Before I can compose myself, a gasp escapes my lips. These, at long last, are my grandparents. Nani wears a light peach silk salwar kameez, with a cream-colored, translucent scarf embroidered in the same peach as her outfit; and Nana wears a crisp white shirt with light gray wool pants. His turban is cream-colored and wrapped differently from Uncle Sandeep’s. Nana’s is more round and drapey, whereas Uncle Sandeep’s is tightly wrapped and comes to a point at the front, like a boat. Nana and Nani are both wearing brown leather slippers.
Nani comes toward me immediately, arms outstretched. “Samar, beta, at long last…” Her eyes brim with tears, and she envelops me in her folds of silk and chiffon. I feel like I’m having an out-of-body experience. Everything seems so surreal. The scene I’ve been wondering about, imagining, secretly yearning for while at the same time dreading, has suddenly sprung to life in front of me.
I put my hands together prayer-style like Uncle Sandeep instructed. “Sat Sri Akal,” I murmur.
Nana puts his hand on the top of my head. “Jeethi raho, beti,” he says, and then adds, “God bless you, my dear.”
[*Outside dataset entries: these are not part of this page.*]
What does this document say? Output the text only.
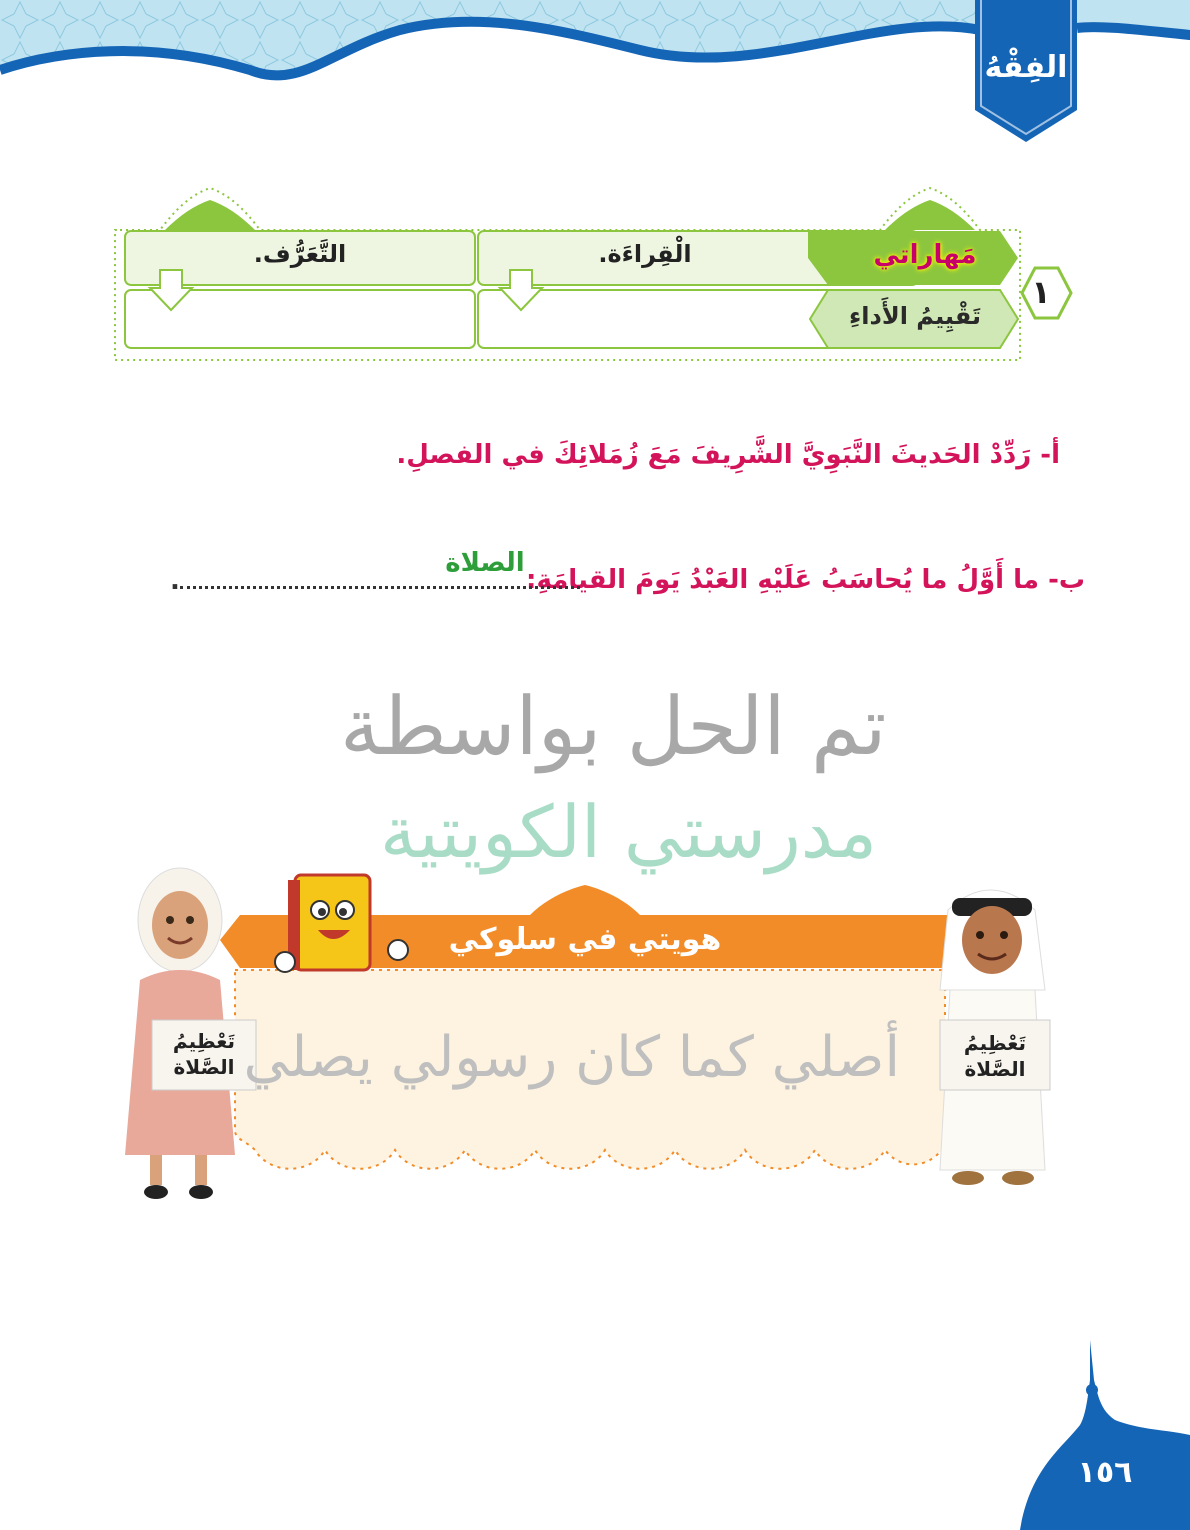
الفِقْهُ
١
مَهاراتي
تَقْيِيمُ الأَداءِ
الْقِراءَة.
التَّعَرُّف.
أ- رَدِّدْ الحَديثَ النَّبَوِيَّ الشَّرِيفَ مَعَ زُمَلائِكَ في الفصلِ.
ب- ما أَوَّلُ ما يُحاسَبُ عَلَيْهِ العَبْدُ يَومَ القيامَةِ:
الصلاة
.
تم الحل بواسطة
مدرستي الكويتية
هويتي في سلوكي
أصلي كما كان رسولي يصلي
تَعْظِيمُ
الصَّلاة
تَعْظِيمُ
الصَّلاة
١٥٦
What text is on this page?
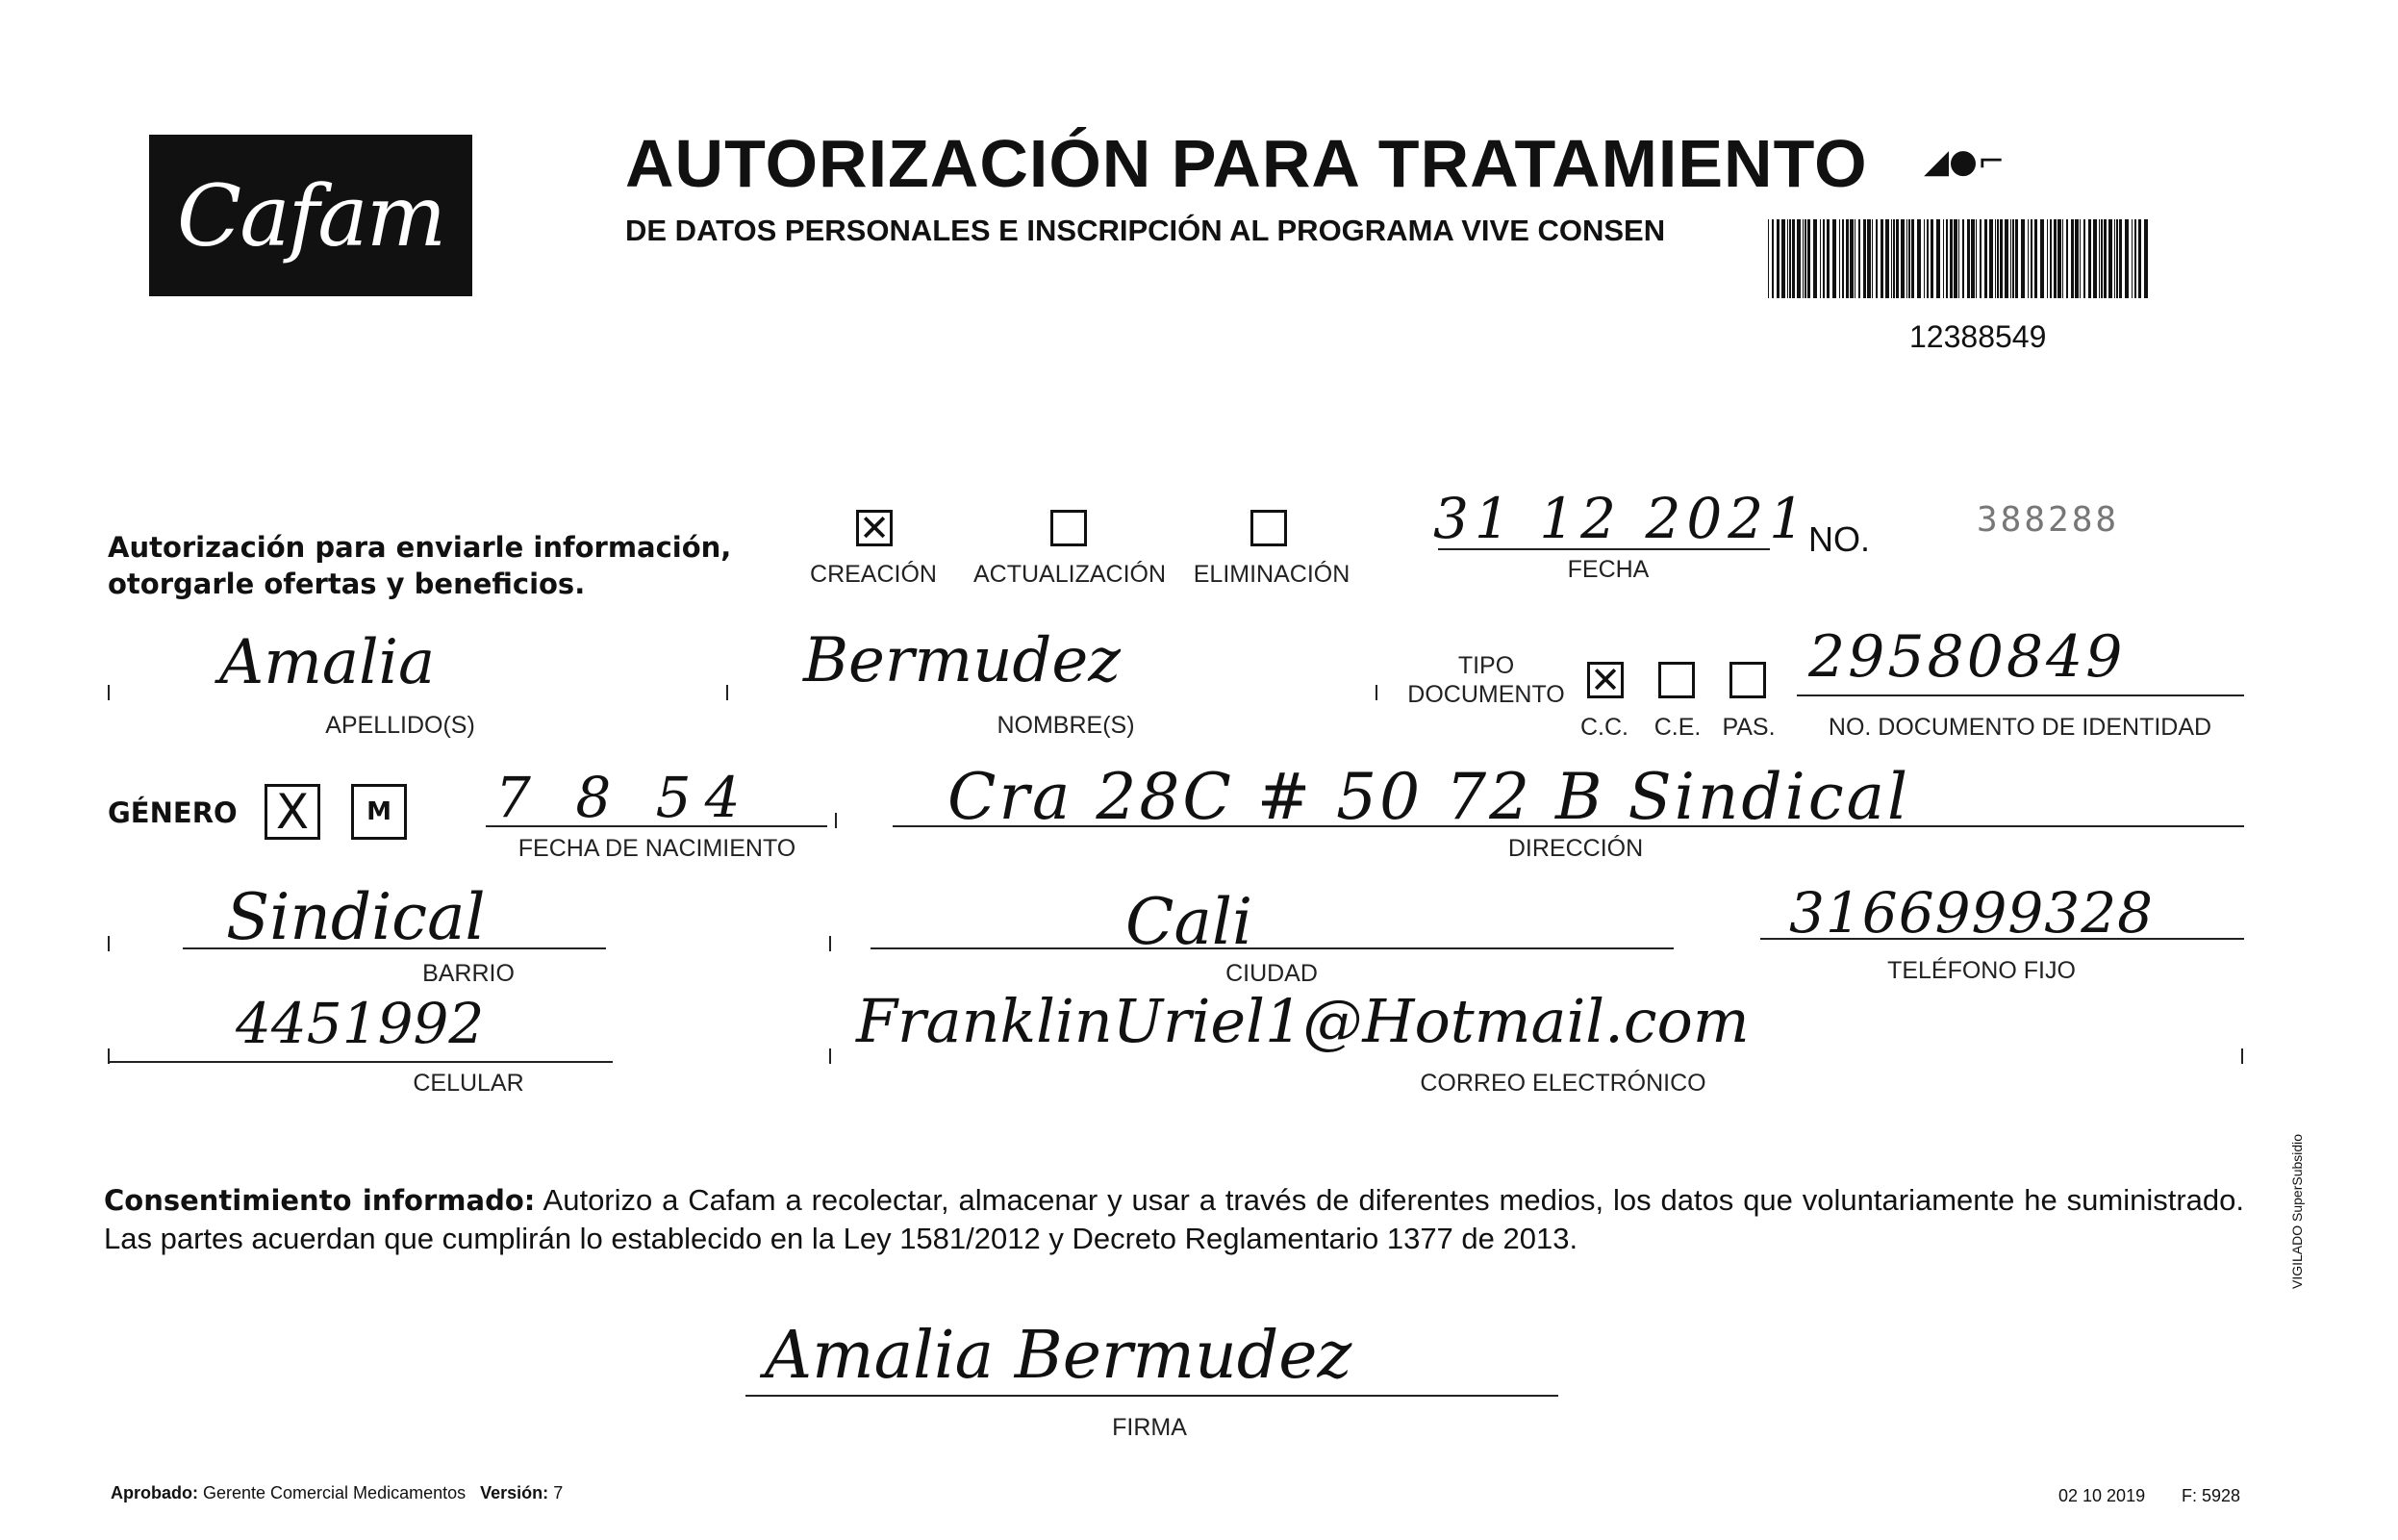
Cafam
AUTORIZACIÓN PARA TRATAMIENTO
DE DATOS PERSONALES E INSCRIPCIÓN AL PROGRAMA VIVE CONSEN
◢●⌐
12388549
Autorización para enviarle información,
otorgarle ofertas y beneficios.
✕
CREACIÓN ACTUALIZACIÓN ELIMINACIÓN
31 12 2021
FECHA
NO.	388288
Amalia
APELLIDO(S)
Bermudez
NOMBRE(S)
TIPO
DOCUMENTO ✕
C.C. C.E. PAS.
29580849
NO. DOCUMENTO DE IDENTIDAD
GÉNERO X M 7 8 54
FECHA DE NACIMIENTO
Cra 28C # 50 72 B Sindical
DIRECCIÓN
Sindical
BARRIO
Cali
CIUDAD
3166999328
TELÉFONO FIJO
4451992
CELULAR
FranklinUriel1@Hotmail.com
CORREO ELECTRÓNICO
Consentimiento informado: Autorizo a Cafam a recolectar, almacenar y usar a través de diferentes medios, los datos que voluntariamente he suministrado. Las partes acuerdan que cumplirán lo establecido en la Ley 1581/2012 y Decreto Reglamentario 1377 de 2013.
Amalia Bermudez
FIRMA
Aprobado: Gerente Comercial Medicamentos Versión: 7	02 10 2019 F: 5928
VIGILADO SuperSubsidio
Uncle Sandeep steers us all into a gigantic kitchen, where Nani pours freshly brewed chai tea into four large mugs.
“Samar, beta, your Nana and I have waited many years for this moment,” Nani begins. “We’re overjoyed that Sharanjit has begun to see sense. It’s simply madness to keep a family torn. Where is she, Sandeep, still in the car? Why hasn’t she come in yet?”
I look at Uncle Sandeep, who reaches a finger under his turban to scratch his temple. “Uh…Sharan doesn’t know Samar is here, Ma.”
Nani stops stirring sugar into a cup. Slowly she turns to him. “What nonsense is this?” she asks sternly.